Shortening-uuid

June 18, 2017 java uuids

Many are familiar today with the UUIDs, today they are widely used as identifiers due to their non-sequentiality and their low collision probability.

The uuids are a sequence of 128 bits (16 bytes). The usual representation of these is with 36 characters: 32 hexadecimal characters plus 4 separators (for example: 7625c7e9-38b1-4622-aa71-1ad439c1bced). The separators are decorative, so the characters that really have information are 32 (7625c7e938b14622aa711ad439c1bced). Since hexadecimal characters can be represented with 4 bits, each character represents 4 bits of the UUID, requiring 32 characters to represent the 128 bits.

That is, for each character (1 byte), we are using only 4 bits to represent the uuid. Why not use the 8 bits? This is because some of the characters ASCII are in control. Obviously we could invent some encoding where all 256 characters are graphically representable, but we would have an id with non-traditional characters.

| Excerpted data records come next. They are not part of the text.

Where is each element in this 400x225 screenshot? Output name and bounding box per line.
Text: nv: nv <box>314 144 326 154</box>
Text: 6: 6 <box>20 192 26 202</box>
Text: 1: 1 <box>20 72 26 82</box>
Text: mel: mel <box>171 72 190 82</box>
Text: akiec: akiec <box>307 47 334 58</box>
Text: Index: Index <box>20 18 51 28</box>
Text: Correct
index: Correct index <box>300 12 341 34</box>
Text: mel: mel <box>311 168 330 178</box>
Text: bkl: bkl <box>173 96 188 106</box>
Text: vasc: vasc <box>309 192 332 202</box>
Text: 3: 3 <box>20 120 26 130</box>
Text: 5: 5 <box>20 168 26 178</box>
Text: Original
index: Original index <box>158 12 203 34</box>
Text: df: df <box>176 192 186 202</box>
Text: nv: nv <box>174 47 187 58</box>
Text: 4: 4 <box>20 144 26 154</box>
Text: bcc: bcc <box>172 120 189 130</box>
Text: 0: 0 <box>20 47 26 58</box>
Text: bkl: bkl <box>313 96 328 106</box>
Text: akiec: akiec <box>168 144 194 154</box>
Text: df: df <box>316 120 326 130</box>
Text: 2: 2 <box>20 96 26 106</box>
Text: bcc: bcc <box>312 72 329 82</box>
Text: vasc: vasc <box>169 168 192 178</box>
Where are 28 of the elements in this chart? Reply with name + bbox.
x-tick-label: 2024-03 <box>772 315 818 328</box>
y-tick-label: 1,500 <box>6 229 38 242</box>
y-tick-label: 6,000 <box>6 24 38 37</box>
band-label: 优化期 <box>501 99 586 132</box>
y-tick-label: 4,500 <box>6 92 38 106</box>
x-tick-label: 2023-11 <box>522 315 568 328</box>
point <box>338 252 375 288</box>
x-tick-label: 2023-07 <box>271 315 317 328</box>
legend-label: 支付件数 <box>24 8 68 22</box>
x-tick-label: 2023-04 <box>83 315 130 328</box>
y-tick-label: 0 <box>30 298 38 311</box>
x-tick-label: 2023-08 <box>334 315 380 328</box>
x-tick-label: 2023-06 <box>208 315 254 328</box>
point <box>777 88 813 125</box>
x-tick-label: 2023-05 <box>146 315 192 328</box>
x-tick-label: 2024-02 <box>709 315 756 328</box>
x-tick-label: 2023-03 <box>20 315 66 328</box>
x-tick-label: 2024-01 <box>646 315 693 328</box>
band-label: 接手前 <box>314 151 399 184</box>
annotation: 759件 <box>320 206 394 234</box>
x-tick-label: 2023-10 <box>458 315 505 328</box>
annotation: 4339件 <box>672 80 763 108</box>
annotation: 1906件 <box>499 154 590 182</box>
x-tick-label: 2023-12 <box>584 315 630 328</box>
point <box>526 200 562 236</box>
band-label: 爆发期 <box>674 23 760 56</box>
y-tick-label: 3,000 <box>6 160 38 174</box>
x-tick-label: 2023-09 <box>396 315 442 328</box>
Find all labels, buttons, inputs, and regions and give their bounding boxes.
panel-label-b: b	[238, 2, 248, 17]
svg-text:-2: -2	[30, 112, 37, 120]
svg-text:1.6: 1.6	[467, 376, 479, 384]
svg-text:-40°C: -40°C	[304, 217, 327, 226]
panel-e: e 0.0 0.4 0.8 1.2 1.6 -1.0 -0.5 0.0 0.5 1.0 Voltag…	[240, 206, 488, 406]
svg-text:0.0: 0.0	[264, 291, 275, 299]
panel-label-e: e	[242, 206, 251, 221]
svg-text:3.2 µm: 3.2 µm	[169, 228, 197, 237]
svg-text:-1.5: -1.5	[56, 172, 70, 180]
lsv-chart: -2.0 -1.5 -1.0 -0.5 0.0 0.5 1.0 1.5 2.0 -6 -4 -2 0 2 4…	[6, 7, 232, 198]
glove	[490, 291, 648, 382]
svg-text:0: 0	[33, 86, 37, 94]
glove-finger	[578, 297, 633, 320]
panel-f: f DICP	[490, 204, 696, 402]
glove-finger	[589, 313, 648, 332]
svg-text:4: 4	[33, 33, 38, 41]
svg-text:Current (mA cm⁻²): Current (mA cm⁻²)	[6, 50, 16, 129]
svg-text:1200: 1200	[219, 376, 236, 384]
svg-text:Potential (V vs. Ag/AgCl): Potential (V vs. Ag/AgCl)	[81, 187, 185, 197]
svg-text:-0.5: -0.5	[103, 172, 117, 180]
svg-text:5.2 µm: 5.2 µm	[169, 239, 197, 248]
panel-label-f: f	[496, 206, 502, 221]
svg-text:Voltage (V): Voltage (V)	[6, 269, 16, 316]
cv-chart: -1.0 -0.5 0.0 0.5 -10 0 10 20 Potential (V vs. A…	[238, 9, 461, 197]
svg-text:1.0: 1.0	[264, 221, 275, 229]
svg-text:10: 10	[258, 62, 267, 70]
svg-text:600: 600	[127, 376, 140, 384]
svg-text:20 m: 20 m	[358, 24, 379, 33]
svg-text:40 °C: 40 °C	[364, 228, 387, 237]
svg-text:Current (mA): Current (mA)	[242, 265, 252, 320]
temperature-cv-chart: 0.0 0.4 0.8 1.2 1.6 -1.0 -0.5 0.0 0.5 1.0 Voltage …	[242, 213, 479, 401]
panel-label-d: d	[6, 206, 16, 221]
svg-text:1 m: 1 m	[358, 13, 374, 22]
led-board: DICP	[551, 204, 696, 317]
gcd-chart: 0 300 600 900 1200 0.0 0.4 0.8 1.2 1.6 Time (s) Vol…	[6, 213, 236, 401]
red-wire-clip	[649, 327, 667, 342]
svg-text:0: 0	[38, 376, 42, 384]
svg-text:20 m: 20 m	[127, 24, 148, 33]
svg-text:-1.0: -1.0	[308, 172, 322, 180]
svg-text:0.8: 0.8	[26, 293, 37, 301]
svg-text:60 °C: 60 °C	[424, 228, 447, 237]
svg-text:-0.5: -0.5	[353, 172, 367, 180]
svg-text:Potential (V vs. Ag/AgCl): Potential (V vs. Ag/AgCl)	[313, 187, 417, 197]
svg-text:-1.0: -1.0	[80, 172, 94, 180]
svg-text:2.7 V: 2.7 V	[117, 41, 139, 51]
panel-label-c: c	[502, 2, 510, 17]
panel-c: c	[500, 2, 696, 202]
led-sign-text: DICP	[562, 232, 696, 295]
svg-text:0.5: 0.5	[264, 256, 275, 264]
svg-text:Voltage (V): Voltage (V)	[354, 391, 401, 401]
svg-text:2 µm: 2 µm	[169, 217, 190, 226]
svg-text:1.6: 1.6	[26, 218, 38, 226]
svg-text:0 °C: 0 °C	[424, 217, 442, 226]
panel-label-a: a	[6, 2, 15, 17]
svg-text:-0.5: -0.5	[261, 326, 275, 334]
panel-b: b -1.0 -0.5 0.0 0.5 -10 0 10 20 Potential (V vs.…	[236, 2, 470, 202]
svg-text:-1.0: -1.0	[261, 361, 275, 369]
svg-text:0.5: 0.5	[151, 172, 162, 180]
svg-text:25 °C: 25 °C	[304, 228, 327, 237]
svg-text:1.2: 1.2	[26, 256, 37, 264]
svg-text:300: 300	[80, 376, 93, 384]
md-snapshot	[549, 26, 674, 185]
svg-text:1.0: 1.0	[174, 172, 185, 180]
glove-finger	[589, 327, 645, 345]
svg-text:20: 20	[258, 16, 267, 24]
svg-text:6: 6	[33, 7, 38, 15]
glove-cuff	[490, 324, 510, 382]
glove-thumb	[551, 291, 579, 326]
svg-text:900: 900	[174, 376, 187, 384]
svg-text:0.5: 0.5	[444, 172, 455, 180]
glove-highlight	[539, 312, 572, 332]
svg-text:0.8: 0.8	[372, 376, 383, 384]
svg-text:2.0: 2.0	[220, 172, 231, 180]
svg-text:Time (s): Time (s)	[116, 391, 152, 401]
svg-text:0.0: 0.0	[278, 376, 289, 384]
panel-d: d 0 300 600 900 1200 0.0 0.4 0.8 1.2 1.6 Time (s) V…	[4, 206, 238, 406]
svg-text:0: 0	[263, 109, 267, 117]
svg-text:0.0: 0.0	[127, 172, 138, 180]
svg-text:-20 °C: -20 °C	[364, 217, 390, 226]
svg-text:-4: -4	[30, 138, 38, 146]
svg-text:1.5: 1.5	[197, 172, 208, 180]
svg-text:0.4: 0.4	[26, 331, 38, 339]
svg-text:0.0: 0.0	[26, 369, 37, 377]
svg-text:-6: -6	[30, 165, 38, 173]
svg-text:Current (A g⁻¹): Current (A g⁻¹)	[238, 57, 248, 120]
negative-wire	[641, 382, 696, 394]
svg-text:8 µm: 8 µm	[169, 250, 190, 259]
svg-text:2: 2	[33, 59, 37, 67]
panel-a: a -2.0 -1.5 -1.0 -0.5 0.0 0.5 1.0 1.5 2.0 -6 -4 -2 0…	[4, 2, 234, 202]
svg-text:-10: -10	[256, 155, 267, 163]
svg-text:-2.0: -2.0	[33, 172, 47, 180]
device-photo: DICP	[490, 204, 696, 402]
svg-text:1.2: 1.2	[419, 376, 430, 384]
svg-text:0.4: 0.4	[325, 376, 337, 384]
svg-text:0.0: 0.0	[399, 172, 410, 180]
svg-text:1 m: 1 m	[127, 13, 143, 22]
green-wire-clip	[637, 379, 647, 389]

Could a more compact representation be used? Yes, we could, and we can also make it URL friendly (as these identifiers should often be used in URLs it would be convenient to use valid characters for a URL). If we include all the numbers (10 characters), plus all the letters in lowercase and uppercase (52 characters without including the ñ), we have 62 valid characters. With 6 bits we can represent 64 values, with which adding the characters - and _ we have a set of 64 characters that are valid in a URL. In fact this encoding is better known as * base 64 * and its use to represent UUIDs was not mine. You can read something in base64 url applications.

When passing the representation of hexadecimal (4 bits) to * base 64 * (6 bits), we can represent the UUID with 22 characters (over 4 bits). I wanted to do some tests with this idea and I left them in short-ids in case someone serves them. So I could try the different representations of the same UUID:

7625c7e9-38b1-4622-aa71-1ad439c1bced
7625c7e938b14622aa711ad439c1bced
01110110001001011100011111101001001110001011000101000110001000101010101001110001000110101101010000111001110000011011110011101101
B2JcfpOLFGIqpxGtQ5wbzt

I'm not sure if there is any traditional way to get the latest version. I was able to do a test using java.util.Base64.Encoder and UUID.randomUUID() code:

        byte[] randomBytes = new byte[16];
        new SecureRandom().nextBytes(randomBytes);
        randomBytes[6]  &= 0x0f;  /* clear version        */
        randomBytes[6]  |= 0x40;  /* set to version 4     */
        randomBytes[8]  &= 0x3f;  /* clear variant        */
        randomBytes[8]  |= 0x80;  /* set to IETF variant  */

        System.out.println(Base64.getEncoder().withoutPadding().encodeToString(randomBytes));

Getting (for example) as a result: qcwbFlNkQDWTZlM2NoG7tg

Then I will see if I can move forward and investigate a little more about the subject.